Nym Fast & Furious network performance tests I, II, and III

Learn how Nym team and operator community are optimizing one of the world’s most powerful privacy networks

Author: Nym

April 8, 20249 mins read

Learn how Nym team and operator community are optimizing one of the world’s most powerful privacy networks

Over the past two weeks, the Nym network and core team have been conducting a series of performance tests.

Languages: 中文 // Türkçe // 日本 // Française // Español // Português // Bahasa Indonesia // Русский // українська мова

The tests entails Nym’s core team setting up clients all over the world to push high volumes of traffic through the network to learn where the network can be improved. The third test is planned for 12 UTC today (Tuesday 9th of April), and will take place live during the weekly Operator AMA call.

These performance tests are preparing this global, decentralized community of operators for what is to come: the launch of the first commercial application to run on the Nym network, NymVPN.

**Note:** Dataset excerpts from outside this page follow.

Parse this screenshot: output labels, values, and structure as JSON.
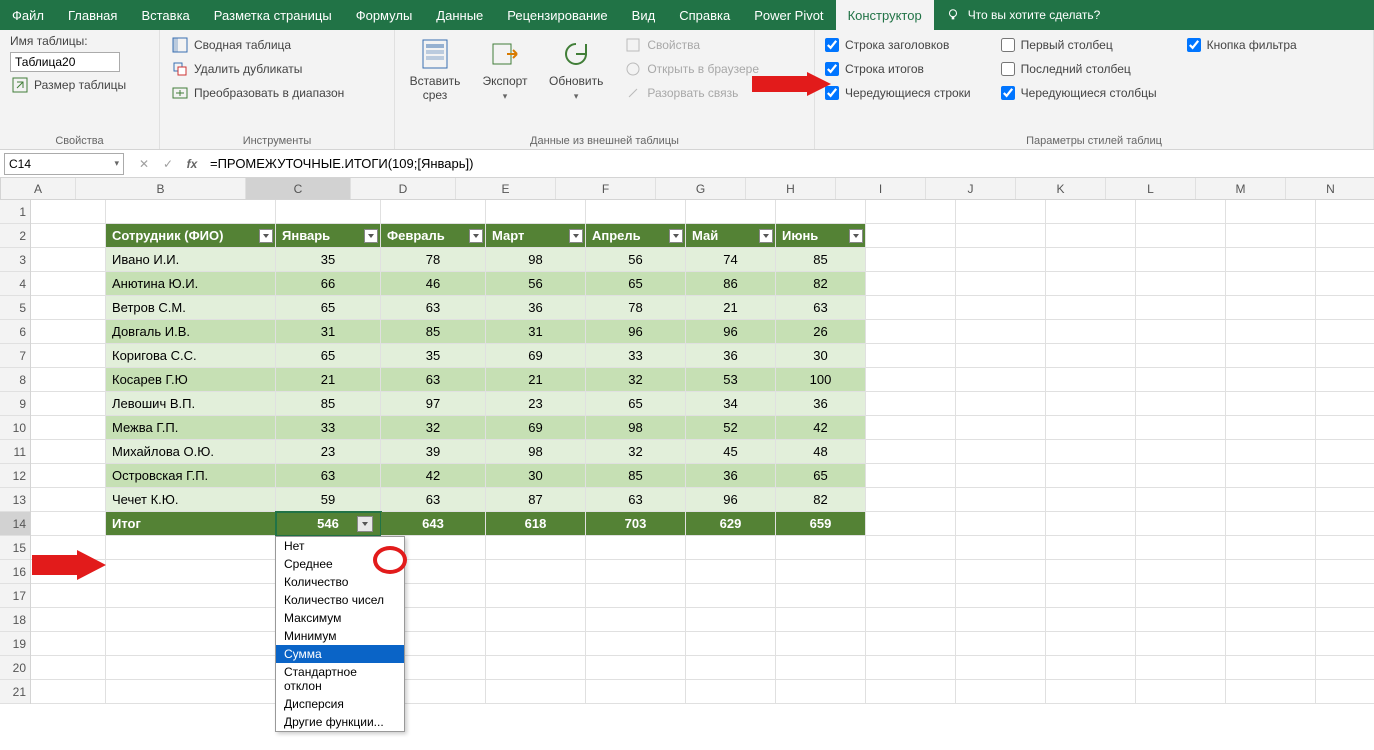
{
  "tabs": [
    "Файл",
    "Главная",
    "Вставка",
    "Разметка страницы",
    "Формулы",
    "Данные",
    "Рецензирование",
    "Вид",
    "Справка",
    "Power Pivot",
    "Конструктор"
  ],
  "active_tab": 10,
  "tellme": "Что вы хотите сделать?",
  "ribbon": {
    "props": {
      "title_label": "Имя таблицы:",
      "table_name": "Таблица20",
      "resize": "Размер таблицы",
      "group": "Свойства"
    },
    "tools": {
      "pivot": "Сводная таблица",
      "dedup": "Удалить дубликаты",
      "convert": "Преобразовать в диапазон",
      "group": "Инструменты"
    },
    "slicer": {
      "label": "Вставить\nсрез"
    },
    "export": {
      "label": "Экспорт"
    },
    "refresh": {
      "label": "Обновить"
    },
    "ext": {
      "props": "Свойства",
      "open": "Открыть в браузере",
      "unlink": "Разорвать связь",
      "group": "Данные из внешней таблицы"
    },
    "styleopts": {
      "header": "Строка заголовков",
      "total": "Строка итогов",
      "banded_rows": "Чередующиеся строки",
      "first_col": "Первый столбец",
      "last_col": "Последний столбец",
      "banded_cols": "Чередующиеся столбцы",
      "filter_btn": "Кнопка фильтра",
      "group": "Параметры стилей таблиц"
    }
  },
  "namebox": "C14",
  "formula": "=ПРОМЕЖУТОЧНЫЕ.ИТОГИ(109;[Январь])",
  "columns": [
    "A",
    "B",
    "C",
    "D",
    "E",
    "F",
    "G",
    "H",
    "I",
    "J",
    "K",
    "L",
    "M",
    "N"
  ],
  "table": {
    "headers": [
      "Сотрудник (ФИО)",
      "Январь",
      "Февраль",
      "Март",
      "Апрель",
      "Май",
      "Июнь"
    ],
    "rows": [
      [
        "Ивано И.И.",
        35,
        78,
        98,
        56,
        74,
        85
      ],
      [
        "Анютина Ю.И.",
        66,
        46,
        56,
        65,
        86,
        82
      ],
      [
        "Ветров С.М.",
        65,
        63,
        36,
        78,
        21,
        63
      ],
      [
        "Довгаль И.В.",
        31,
        85,
        31,
        96,
        96,
        26
      ],
      [
        "Коригова С.С.",
        65,
        35,
        69,
        33,
        36,
        30
      ],
      [
        "Косарев Г.Ю",
        21,
        63,
        21,
        32,
        53,
        100
      ],
      [
        "Левошич В.П.",
        85,
        97,
        23,
        65,
        34,
        36
      ],
      [
        "Межва Г.П.",
        33,
        32,
        69,
        98,
        52,
        42
      ],
      [
        "Михайлова О.Ю.",
        23,
        39,
        98,
        32,
        45,
        48
      ],
      [
        "Островская Г.П.",
        63,
        42,
        30,
        85,
        36,
        65
      ],
      [
        "Чечет К.Ю.",
        59,
        63,
        87,
        63,
        96,
        82
      ]
    ],
    "total_label": "Итог",
    "totals": [
      546,
      643,
      618,
      703,
      629,
      659
    ]
  },
  "popup_items": [
    "Нет",
    "Среднее",
    "Количество",
    "Количество чисел",
    "Максимум",
    "Минимум",
    "Сумма",
    "Стандартное отклон",
    "Дисперсия",
    "Другие функции..."
  ],
  "popup_selected": 6
}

The aim of today’s test is to:

Push substantial traffic through the mixnet, pinpointing and logging any inconsistent error messages and their origins.
Engage the operator community for better ipv6 support after seeing previous tests often fail in this area.
Reach out to individual operators on specific actions, focusing on gateways that aren’t handling traffic properly.

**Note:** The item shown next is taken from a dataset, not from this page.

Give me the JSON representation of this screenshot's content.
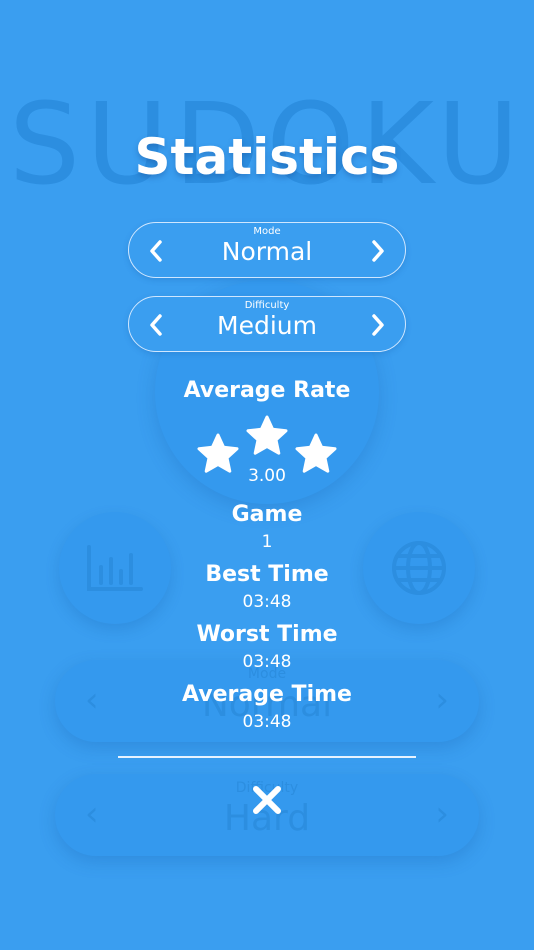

Before we begin today’s test, this blogpost summarises some ofthe initial learnings from the first two performance tests, which were focused on fine-tuning the testing methodology, monitoring and communication with operators.

Are you a Nym node operator? Join the operator Matrix channel

The Nym network

Nym network is a decentralized infrastructure by independent operators, running one of the world’s most advanced privacy overlay networks: a mixnet. These independent operators provide routing and mixing services for any internet traffic, effectively making patterns of communication across the entire internet untraceable. Nym operators are coordinated and rewarded via a token economic system, incentivising the provision of excellent privacy services to applications and end users.

Decentralized networks can offer unique privacy properties. But they also come with their own set of challenges–such as ensuring consistency of service across nodes. The Fast & Furious performance tests are geared towards solving these challenges so that the network supplies a high quality of service for any application to run on it.

Why run performance tests?

Guaranteeing strong reliability, high speed and throughput across a global, decentralized network of independent operators is a challenge. And assessing the performance of such a privacy network when it is explicitly designed to prevent any centralized monitoring of traffic adds additional challenges! But this is the aim with the Fast & Furious performance tests: to solve these, one step at a time, in partnership with the Nym operator community.

Lab tests are not enough

Nym Core dev team runs regular lab tests for benchmarking and to gain insights into how the Nym network might perform. The sandbox environment provides a place for the team to for example test improvements to binaries and for the Nym ecosystem to do their own tests, integrations, tooling and more. This has given some initial estimate of the number of clients that can be sustained per core for each node. However, the real world is complex and full of unexpected issues.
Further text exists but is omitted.